Popular exam questions relating to the muscles of mastication and of the tongue

The answers can be found below the references.

1. Which of the following form the intrinsic tongue muscles?

  1. Superior longitudinal muscle, inferior longitudinal muscle, genioglossus muscle, hypoglossus muscle
  2. Superior longitudinal muscle, inferior longitudinal muscle, transverse muscle of the tongue, vertical muscle of the tongue
  3. Chondroglossus muscle, styloglossus muscle, transverse muscle of the tongue, vertical muscle of the tongue
  4. Superior longitudinal muscle, palatoglossus muscle, transverse muscle of the tongue, vertical muscle of the tongue
  5. Superior longitudinal muscle, inferior longitudinal muscle, hypoglossus muscle, vertical muscle of the tongue

2. Which two muscles can perform the function of the masseter muscle if it is paralyzed?

  1. The medial pterygoid muscle and the temporal muscle
  2. The lateral pterygoid muscle and the temporal muscle
  3. The medial pterygoid muscle and the sternocleidomastoideus muscle
  4. The medial pterygoid muscle and the temporal muscle
  5. The lateral pterygoid muscle and the sternocleidomastoideus muscle

3. Which of the following statements concerning the temporomandibular joint is false?

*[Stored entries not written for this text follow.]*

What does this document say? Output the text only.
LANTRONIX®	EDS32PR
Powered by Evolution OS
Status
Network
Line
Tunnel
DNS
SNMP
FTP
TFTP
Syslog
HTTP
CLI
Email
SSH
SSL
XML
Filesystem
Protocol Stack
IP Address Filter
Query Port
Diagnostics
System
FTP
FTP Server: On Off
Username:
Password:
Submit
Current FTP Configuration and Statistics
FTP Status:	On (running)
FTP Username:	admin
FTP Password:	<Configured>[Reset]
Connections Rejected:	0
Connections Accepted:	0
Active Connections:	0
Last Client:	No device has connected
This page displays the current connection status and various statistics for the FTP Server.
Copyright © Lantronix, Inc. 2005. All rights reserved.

  1. The coronoid process and the mandibular fossa of the temporal bone form the temporomandibular joint.
  2. The temporomandibular joint is a ‘connected flexible’ bony connection.
  3. The articular disc separates head and pane from each other so that two completely separated articular cavities exist.
  4. The shape of the mandibular condyle fits the socket and shows an ellipsoid shape, which is slightly wider at its lateral aspect.
  5. Due to the type of movement made by the temporomandibular joint, it is referred to as a mixed joint, with four degrees of movement.